The hippopotamus family contains just two living species, including, of course, the well-known common hippo (
Hippopotamus amphibius). As is so often the case, though, the family has a long fossil history including a number of other species and genera, although, while the fossil species were more widespread than the living forms are today, it's fair to say that it was never a huge or diverse group in the way that, say, antelopes are.

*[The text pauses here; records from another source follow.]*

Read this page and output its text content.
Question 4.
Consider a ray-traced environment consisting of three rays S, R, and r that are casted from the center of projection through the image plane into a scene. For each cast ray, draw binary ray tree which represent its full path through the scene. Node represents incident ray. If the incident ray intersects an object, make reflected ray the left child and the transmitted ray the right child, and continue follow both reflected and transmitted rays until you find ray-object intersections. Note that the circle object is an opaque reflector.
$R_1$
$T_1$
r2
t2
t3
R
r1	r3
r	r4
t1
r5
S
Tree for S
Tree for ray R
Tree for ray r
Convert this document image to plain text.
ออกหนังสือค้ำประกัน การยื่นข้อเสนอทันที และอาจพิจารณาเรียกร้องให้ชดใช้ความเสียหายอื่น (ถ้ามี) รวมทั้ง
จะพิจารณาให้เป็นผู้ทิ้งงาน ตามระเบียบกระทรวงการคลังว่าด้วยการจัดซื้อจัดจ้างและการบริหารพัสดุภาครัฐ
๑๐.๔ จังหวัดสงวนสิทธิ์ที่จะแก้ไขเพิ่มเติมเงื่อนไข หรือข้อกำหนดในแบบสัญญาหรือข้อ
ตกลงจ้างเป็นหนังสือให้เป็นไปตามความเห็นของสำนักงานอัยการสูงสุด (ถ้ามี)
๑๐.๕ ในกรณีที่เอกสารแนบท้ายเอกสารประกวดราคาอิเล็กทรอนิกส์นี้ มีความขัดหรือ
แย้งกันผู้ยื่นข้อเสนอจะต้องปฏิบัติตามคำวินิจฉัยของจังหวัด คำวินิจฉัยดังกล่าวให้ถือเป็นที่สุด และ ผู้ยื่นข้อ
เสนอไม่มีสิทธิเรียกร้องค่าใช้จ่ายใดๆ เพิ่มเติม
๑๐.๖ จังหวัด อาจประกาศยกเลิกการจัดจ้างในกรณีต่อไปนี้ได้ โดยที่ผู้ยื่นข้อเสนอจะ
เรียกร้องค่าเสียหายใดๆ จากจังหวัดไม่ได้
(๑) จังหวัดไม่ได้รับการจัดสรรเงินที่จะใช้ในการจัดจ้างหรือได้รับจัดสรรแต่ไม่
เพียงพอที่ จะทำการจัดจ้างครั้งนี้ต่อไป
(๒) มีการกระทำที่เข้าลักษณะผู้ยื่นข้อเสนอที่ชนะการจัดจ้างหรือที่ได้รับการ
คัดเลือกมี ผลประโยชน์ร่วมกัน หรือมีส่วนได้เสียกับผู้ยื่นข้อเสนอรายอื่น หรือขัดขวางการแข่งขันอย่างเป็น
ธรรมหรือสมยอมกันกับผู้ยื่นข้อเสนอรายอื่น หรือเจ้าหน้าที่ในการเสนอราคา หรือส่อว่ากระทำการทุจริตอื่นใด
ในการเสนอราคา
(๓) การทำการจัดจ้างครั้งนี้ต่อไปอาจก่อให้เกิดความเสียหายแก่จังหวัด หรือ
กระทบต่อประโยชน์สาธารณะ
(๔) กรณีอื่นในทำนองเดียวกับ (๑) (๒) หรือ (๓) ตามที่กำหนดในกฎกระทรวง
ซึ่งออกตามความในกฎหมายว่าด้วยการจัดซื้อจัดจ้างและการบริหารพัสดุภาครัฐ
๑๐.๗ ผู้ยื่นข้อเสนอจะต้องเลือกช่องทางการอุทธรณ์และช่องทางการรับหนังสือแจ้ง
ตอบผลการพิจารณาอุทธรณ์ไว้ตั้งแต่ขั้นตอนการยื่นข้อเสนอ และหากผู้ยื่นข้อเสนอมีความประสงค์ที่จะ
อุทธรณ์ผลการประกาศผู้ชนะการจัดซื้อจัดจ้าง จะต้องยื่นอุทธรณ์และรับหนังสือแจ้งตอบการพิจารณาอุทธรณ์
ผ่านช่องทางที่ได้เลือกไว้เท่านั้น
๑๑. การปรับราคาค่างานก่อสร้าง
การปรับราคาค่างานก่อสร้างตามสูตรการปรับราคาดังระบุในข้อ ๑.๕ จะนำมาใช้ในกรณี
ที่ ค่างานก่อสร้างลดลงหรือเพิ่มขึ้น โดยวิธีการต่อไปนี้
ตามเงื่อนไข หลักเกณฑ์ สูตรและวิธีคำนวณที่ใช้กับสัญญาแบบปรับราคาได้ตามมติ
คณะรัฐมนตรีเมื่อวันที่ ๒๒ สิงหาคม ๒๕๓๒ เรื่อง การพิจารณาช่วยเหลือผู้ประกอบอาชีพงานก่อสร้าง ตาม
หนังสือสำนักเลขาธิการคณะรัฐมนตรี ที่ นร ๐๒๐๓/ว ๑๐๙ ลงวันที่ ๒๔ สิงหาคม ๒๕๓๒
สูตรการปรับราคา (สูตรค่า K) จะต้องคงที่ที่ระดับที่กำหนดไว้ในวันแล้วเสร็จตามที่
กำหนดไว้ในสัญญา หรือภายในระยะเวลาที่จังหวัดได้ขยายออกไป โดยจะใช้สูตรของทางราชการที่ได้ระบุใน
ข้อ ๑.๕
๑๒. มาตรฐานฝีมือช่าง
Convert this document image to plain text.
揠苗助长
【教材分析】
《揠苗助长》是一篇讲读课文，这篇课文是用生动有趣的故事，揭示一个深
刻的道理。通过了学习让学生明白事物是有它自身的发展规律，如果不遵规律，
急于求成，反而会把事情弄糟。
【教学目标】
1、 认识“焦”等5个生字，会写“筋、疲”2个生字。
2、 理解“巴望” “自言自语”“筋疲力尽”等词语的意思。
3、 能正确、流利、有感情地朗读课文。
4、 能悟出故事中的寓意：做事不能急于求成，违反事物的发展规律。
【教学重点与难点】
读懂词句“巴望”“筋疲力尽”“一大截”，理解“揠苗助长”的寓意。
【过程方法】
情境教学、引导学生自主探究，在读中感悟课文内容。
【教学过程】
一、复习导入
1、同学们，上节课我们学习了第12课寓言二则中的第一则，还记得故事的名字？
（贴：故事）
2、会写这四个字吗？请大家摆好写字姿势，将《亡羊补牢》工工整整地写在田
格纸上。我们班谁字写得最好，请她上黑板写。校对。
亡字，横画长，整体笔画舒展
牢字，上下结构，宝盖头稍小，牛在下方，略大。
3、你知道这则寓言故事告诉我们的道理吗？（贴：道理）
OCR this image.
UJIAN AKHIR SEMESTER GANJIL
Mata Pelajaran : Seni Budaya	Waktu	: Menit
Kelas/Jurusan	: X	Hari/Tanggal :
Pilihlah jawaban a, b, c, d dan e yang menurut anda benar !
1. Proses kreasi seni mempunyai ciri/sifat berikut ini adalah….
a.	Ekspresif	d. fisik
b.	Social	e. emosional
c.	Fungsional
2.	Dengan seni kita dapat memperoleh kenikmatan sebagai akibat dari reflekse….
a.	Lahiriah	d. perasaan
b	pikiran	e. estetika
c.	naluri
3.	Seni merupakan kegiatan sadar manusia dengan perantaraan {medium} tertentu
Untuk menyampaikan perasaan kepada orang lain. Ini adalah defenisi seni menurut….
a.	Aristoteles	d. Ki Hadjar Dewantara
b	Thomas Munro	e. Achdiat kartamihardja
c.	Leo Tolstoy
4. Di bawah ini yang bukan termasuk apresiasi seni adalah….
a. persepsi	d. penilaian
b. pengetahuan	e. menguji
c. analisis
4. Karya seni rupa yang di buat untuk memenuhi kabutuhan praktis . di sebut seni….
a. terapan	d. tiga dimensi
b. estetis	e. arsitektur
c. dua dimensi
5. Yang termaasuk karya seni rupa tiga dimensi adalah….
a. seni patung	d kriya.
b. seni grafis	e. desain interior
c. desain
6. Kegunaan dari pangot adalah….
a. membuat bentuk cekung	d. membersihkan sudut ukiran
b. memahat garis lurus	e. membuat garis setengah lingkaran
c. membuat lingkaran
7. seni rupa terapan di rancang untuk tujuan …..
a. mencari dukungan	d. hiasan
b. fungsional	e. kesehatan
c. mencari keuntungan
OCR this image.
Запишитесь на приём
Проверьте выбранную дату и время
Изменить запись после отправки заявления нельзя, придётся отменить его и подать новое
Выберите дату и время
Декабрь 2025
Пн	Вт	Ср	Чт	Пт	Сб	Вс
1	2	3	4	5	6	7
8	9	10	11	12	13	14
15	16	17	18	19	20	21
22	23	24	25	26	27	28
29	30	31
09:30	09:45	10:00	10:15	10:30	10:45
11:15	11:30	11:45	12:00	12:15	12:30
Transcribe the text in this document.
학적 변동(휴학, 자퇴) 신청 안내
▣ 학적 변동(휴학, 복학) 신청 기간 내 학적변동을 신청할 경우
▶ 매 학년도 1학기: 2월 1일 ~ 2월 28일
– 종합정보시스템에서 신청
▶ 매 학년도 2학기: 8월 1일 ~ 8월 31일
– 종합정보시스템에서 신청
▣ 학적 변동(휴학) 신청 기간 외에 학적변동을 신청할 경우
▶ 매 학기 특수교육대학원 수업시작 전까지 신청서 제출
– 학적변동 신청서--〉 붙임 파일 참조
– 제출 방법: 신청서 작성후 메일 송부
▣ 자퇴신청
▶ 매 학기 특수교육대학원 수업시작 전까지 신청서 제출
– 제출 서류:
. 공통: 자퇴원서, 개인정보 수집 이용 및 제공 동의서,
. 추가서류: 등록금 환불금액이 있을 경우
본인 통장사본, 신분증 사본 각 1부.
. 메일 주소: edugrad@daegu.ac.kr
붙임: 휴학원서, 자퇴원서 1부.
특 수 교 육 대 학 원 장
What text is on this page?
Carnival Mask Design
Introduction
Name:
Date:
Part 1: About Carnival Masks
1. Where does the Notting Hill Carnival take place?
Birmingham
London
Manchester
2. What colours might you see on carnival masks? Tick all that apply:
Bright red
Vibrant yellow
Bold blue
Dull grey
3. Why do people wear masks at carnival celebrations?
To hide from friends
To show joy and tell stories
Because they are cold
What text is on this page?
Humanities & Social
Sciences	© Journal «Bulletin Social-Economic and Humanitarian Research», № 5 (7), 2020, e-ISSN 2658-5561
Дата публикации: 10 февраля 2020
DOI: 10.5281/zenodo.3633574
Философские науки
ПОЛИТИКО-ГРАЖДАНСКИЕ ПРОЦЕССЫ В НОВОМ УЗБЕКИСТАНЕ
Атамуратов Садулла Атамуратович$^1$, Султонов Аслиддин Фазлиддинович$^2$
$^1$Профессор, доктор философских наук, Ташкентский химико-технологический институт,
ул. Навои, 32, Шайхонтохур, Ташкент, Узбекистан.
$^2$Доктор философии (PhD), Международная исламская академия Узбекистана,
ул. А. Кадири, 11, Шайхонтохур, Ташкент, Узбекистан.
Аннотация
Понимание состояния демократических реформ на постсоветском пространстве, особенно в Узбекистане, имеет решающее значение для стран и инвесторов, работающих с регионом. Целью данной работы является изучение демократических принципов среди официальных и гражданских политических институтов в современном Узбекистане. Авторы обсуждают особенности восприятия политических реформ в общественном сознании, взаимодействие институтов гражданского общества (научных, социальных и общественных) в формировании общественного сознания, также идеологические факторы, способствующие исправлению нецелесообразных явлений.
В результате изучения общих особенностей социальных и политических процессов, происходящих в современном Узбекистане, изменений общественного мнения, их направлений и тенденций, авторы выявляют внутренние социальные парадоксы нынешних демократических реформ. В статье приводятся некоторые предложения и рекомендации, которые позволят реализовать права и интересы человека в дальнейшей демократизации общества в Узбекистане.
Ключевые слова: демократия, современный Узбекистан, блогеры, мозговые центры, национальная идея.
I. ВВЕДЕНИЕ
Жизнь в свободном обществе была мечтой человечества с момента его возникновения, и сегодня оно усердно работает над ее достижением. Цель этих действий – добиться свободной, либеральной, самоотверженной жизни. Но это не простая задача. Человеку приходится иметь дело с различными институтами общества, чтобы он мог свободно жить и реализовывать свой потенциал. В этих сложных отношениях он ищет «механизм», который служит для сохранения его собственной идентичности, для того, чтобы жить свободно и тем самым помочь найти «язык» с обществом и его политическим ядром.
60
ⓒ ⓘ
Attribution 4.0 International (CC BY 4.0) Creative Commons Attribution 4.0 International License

Among the fossil species, several are very closely related to the living common hippo, including both the stalk-eyed hippo (
H. gorgops), which probably weighed over 3 tonnes, and the pig-sized Maltese hippo (
H. melitensis). Quite where the living pygmy hippo (
Choeropsis liberiensis) fits in the fossil family tree is much less clear, but there are a number of species that aren't particularly close to either of the surviving forms.
Taking a broad view of the fossil history of the family, then, palaeontologists have tended to group the hippos into two subfamilies. One are the "hippopotamines", a group of broadly "modern" hippos that includes both of the living species. At least two other genera are also considered to belong to this group, one of which,
Hexaprotodon, lived everywhere from Madagascar to Spain and Indonesia, taking in much of northern Africa and southern Asia on the way. Most of these lived during the Pleistocene and
Pliocene epochs, which is to say, the Ice Ages and the epoch immediately preceding them. The earliest forms, including the other genus,
Archaeopotamus of Kenya and Arabia, lived during the late
Miocene, first appearing somewhere around 8 million years ago.